Georges Bokwé

Personal information
- Full name: Georges Motase Bokwé
- Date of birth: 14 July 1989 (age 35)
- Place of birth: Big Nganio, Cameroon
- Height: 1.90 m (6 ft 3 in)
- Position(s): Goalkeeper

Team information
- Current team: Åssiden

Senior career*
- Years: Team / Apps / (Gls)
- 2011–2013: New Star de Douala
- 2014–2016: Coton Sport
- 2017–2019: Mjøndalen / 19 / (0)
- 2022–: Åssiden

Medal record
Men's football
Representing Cameroon
Africa Cup of Nations
| Winner | 2017 Gabon |  |

= Georges Bokwé =

Cameroonian footballer

Georges Motase Bokwé (born 14 July 1989) is a Cameroonian footballer who plays as a goalkeeper.

==Club career==
On 23 March 2017, Bokwe signed a one-year contract with Mjøndalen IF from Coton Sport FC, extending his contract with Mjøndalen until 2020 on 25 May 2017. In March 2019 he broke his leg in a friendly match for Mjøndalen, and never returned to play for the Norwegian club.
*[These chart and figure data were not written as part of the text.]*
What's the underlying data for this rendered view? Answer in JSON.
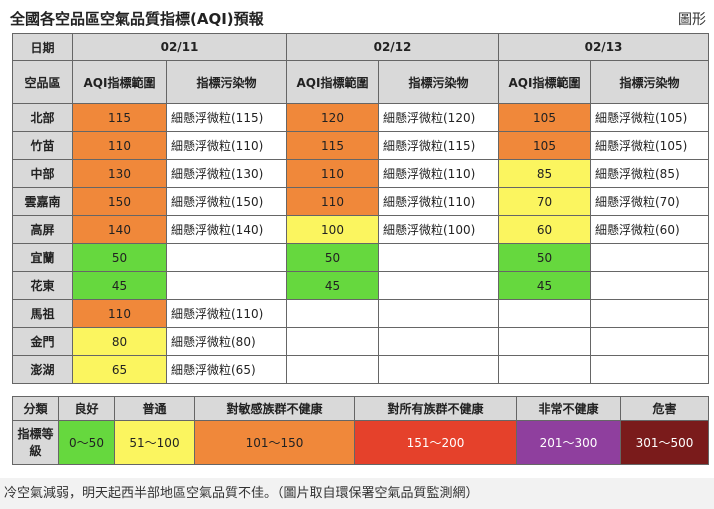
{
  "header": {
    "title": "全國各空品區空氣品質指標(AQI)預報",
    "link": "圖形"
  },
  "table": {
    "date_label": "日期",
    "region_label": "空品區",
    "dates": [
      "02/11",
      "02/12",
      "02/13"
    ],
    "sub_headers": [
      "AQI指標範圍",
      "指標污染物"
    ],
    "rows": [
      {
        "region": "北部",
        "days": [
          {
            "aqi": 115,
            "color": "#f0883a",
            "pollutant": "細懸浮微粒(115)"
          },
          {
            "aqi": 120,
            "color": "#f0883a",
            "pollutant": "細懸浮微粒(120)"
          },
          {
            "aqi": 105,
            "color": "#f0883a",
            "pollutant": "細懸浮微粒(105)"
          }
        ]
      },
      {
        "region": "竹苗",
        "days": [
          {
            "aqi": 110,
            "color": "#f0883a",
            "pollutant": "細懸浮微粒(110)"
          },
          {
            "aqi": 115,
            "color": "#f0883a",
            "pollutant": "細懸浮微粒(115)"
          },
          {
            "aqi": 105,
            "color": "#f0883a",
            "pollutant": "細懸浮微粒(105)"
          }
        ]
      },
      {
        "region": "中部",
        "days": [
          {
            "aqi": 130,
            "color": "#f0883a",
            "pollutant": "細懸浮微粒(130)"
          },
          {
            "aqi": 110,
            "color": "#f0883a",
            "pollutant": "細懸浮微粒(110)"
          },
          {
            "aqi": 85,
            "color": "#fbf55f",
            "pollutant": "細懸浮微粒(85)"
          }
        ]
      },
      {
        "region": "雲嘉南",
        "days": [
          {
            "aqi": 150,
            "color": "#f0883a",
            "pollutant": "細懸浮微粒(150)"
          },
          {
            "aqi": 110,
            "color": "#f0883a",
            "pollutant": "細懸浮微粒(110)"
          },
          {
            "aqi": 70,
            "color": "#fbf55f",
            "pollutant": "細懸浮微粒(70)"
          }
        ]
      },
      {
        "region": "高屏",
        "days": [
          {
            "aqi": 140,
            "color": "#f0883a",
            "pollutant": "細懸浮微粒(140)"
          },
          {
            "aqi": 100,
            "color": "#fbf55f",
            "pollutant": "細懸浮微粒(100)"
          },
          {
            "aqi": 60,
            "color": "#fbf55f",
            "pollutant": "細懸浮微粒(60)"
          }
        ]
      },
      {
        "region": "宜蘭",
        "days": [
          {
            "aqi": 50,
            "color": "#66d83e",
            "pollutant": null
          },
          {
            "aqi": 50,
            "color": "#66d83e",
            "pollutant": null
          },
          {
            "aqi": 50,
            "color": "#66d83e",
            "pollutant": null
          }
        ]
      },
      {
        "region": "花東",
        "days": [
          {
            "aqi": 45,
            "color": "#66d83e",
            "pollutant": null
          },
          {
            "aqi": 45,
            "color": "#66d83e",
            "pollutant": null
          },
          {
            "aqi": 45,
            "color": "#66d83e",
            "pollutant": null
          }
        ]
      },
      {
        "region": "馬祖",
        "days": [
          {
            "aqi": 110,
            "color": "#f0883a",
            "pollutant": "細懸浮微粒(110)"
          },
          null,
          null
        ]
      },
      {
        "region": "金門",
        "days": [
          {
            "aqi": 80,
            "color": "#fbf55f",
            "pollutant": "細懸浮微粒(80)"
          },
          null,
          null
        ]
      },
      {
        "region": "澎湖",
        "days": [
          {
            "aqi": 65,
            "color": "#fbf55f",
            "pollutant": "細懸浮微粒(65)"
          },
          null,
          null
        ]
      }
    ]
  },
  "legend": {
    "category_label": "分類",
    "level_label": "指標等級",
    "levels": [
      {
        "name": "良好",
        "range": "0～50",
        "color": "#66d83e"
      },
      {
        "name": "普通",
        "range": "51～100",
        "color": "#fbf55f"
      },
      {
        "name": "對敏感族群不健康",
        "range": "101～150",
        "color": "#f0883a"
      },
      {
        "name": "對所有族群不健康",
        "range": "151～200",
        "color": "#e5412b"
      },
      {
        "name": "非常不健康",
        "range": "201～300",
        "color": "#8f3f9e"
      },
      {
        "name": "危害",
        "range": "301～500",
        "color": "#7a1b1b"
      }
    ]
  },
  "caption": "冷空氣減弱，明天起西半部地區空氣品質不佳。（圖片取自環保署空氣品質監測網）"
}
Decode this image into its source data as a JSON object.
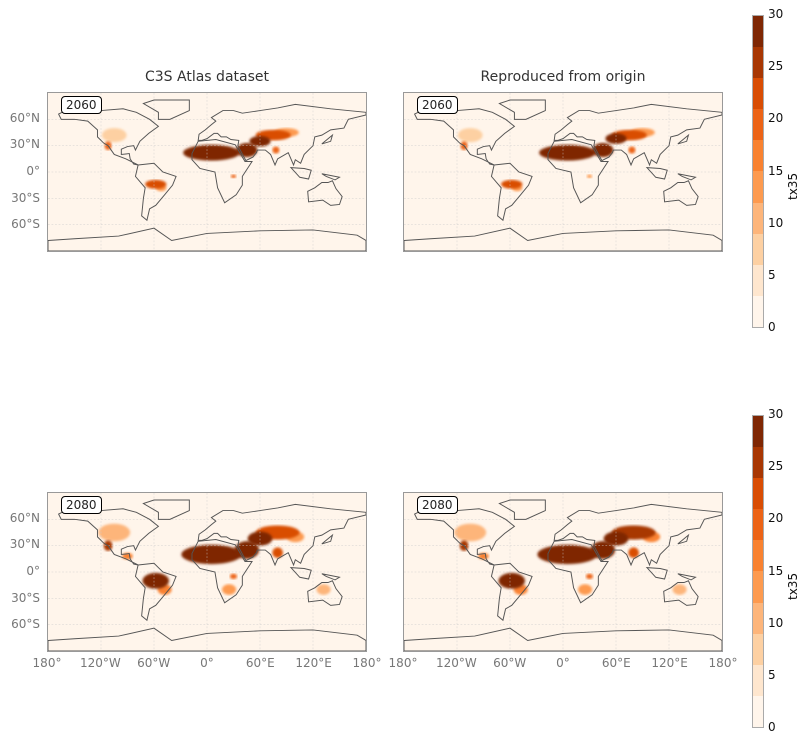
{
  "titles": {
    "left": "C3S Atlas dataset",
    "right": "Reproduced from origin"
  },
  "rows": [
    {
      "year": "2060"
    },
    {
      "year": "2080"
    }
  ],
  "lat_ticks": [
    {
      "v": 60,
      "label": "60°N"
    },
    {
      "v": 30,
      "label": "30°N"
    },
    {
      "v": 0,
      "label": "0°"
    },
    {
      "v": -30,
      "label": "30°S"
    },
    {
      "v": -60,
      "label": "60°S"
    }
  ],
  "lon_ticks": [
    {
      "v": -180,
      "label": "180°"
    },
    {
      "v": -120,
      "label": "120°W"
    },
    {
      "v": -60,
      "label": "60°W"
    },
    {
      "v": 0,
      "label": "0°"
    },
    {
      "v": 60,
      "label": "60°E"
    },
    {
      "v": 120,
      "label": "120°E"
    },
    {
      "v": 180,
      "label": "180°"
    }
  ],
  "colorbar": {
    "label": "tx35",
    "ticks": [
      "0",
      "5",
      "10",
      "15",
      "20",
      "25",
      "30"
    ],
    "min": 0,
    "max": 30,
    "colors": [
      "#fff5eb",
      "#fee6ce",
      "#fdd0a2",
      "#fdb57a",
      "#fd9a4f",
      "#f98230",
      "#ec6316",
      "#d94d04",
      "#a83703",
      "#7f2704"
    ]
  },
  "chart_data": {
    "type": "heatmap",
    "variable": "tx35",
    "units_range": [
      0,
      30
    ],
    "panels": [
      {
        "row": 0,
        "col": 0,
        "hotspots": [
          [
            -105,
            42,
            14,
            8,
            6
          ],
          [
            -112,
            30,
            4,
            5,
            20
          ],
          [
            -58,
            -14,
            12,
            5,
            22
          ],
          [
            -52,
            -18,
            6,
            4,
            12
          ],
          [
            5,
            22,
            32,
            9,
            29
          ],
          [
            45,
            25,
            12,
            8,
            29
          ],
          [
            60,
            35,
            12,
            6,
            27
          ],
          [
            75,
            42,
            20,
            6,
            22
          ],
          [
            90,
            45,
            14,
            5,
            14
          ],
          [
            30,
            -5,
            3,
            2,
            18
          ],
          [
            78,
            25,
            4,
            4,
            18
          ]
        ]
      },
      {
        "row": 0,
        "col": 1,
        "hotspots": [
          [
            -105,
            42,
            14,
            8,
            6
          ],
          [
            -112,
            30,
            4,
            5,
            20
          ],
          [
            -58,
            -14,
            12,
            5,
            22
          ],
          [
            -52,
            -18,
            6,
            4,
            12
          ],
          [
            5,
            22,
            32,
            9,
            29
          ],
          [
            45,
            25,
            12,
            8,
            29
          ],
          [
            60,
            38,
            12,
            6,
            27
          ],
          [
            75,
            42,
            20,
            6,
            22
          ],
          [
            90,
            45,
            14,
            5,
            14
          ],
          [
            30,
            -5,
            3,
            2,
            14
          ],
          [
            78,
            25,
            4,
            4,
            18
          ]
        ]
      },
      {
        "row": 1,
        "col": 0,
        "hotspots": [
          [
            -105,
            45,
            18,
            10,
            10
          ],
          [
            -112,
            30,
            5,
            6,
            25
          ],
          [
            -90,
            18,
            6,
            4,
            15
          ],
          [
            -58,
            -10,
            15,
            9,
            29
          ],
          [
            -48,
            -20,
            8,
            6,
            15
          ],
          [
            5,
            20,
            34,
            11,
            29
          ],
          [
            45,
            25,
            14,
            10,
            29
          ],
          [
            60,
            38,
            14,
            8,
            27
          ],
          [
            80,
            45,
            25,
            8,
            22
          ],
          [
            100,
            40,
            10,
            6,
            14
          ],
          [
            25,
            -20,
            8,
            6,
            14
          ],
          [
            30,
            -5,
            4,
            3,
            18
          ],
          [
            80,
            22,
            6,
            6,
            22
          ],
          [
            132,
            -20,
            8,
            6,
            10
          ],
          [
            -20,
            -10,
            1,
            1,
            0
          ]
        ]
      },
      {
        "row": 1,
        "col": 1,
        "hotspots": [
          [
            -105,
            45,
            18,
            10,
            10
          ],
          [
            -112,
            30,
            5,
            6,
            25
          ],
          [
            -90,
            18,
            6,
            4,
            15
          ],
          [
            -58,
            -10,
            15,
            9,
            29
          ],
          [
            -48,
            -20,
            8,
            6,
            15
          ],
          [
            5,
            20,
            34,
            11,
            29
          ],
          [
            45,
            25,
            14,
            10,
            29
          ],
          [
            60,
            38,
            14,
            8,
            27
          ],
          [
            80,
            45,
            25,
            8,
            24
          ],
          [
            100,
            40,
            10,
            6,
            16
          ],
          [
            25,
            -20,
            8,
            6,
            14
          ],
          [
            30,
            -5,
            4,
            3,
            18
          ],
          [
            80,
            22,
            6,
            6,
            22
          ],
          [
            132,
            -20,
            8,
            6,
            10
          ],
          [
            -20,
            -10,
            1,
            1,
            0
          ]
        ]
      }
    ]
  }
}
In 2022 he returned to play for a nearby club, fifth-tier Åssiden.

==International career==
Bokwé won an unofficial cap at the 2014 Central African Games, playing against Central African Republic. He was a part of the international squad in 2017 who won the 2017 African Cup of Nations in Gabon. He is also a part of the international squad for the 2017 FIFA Confederations Cup.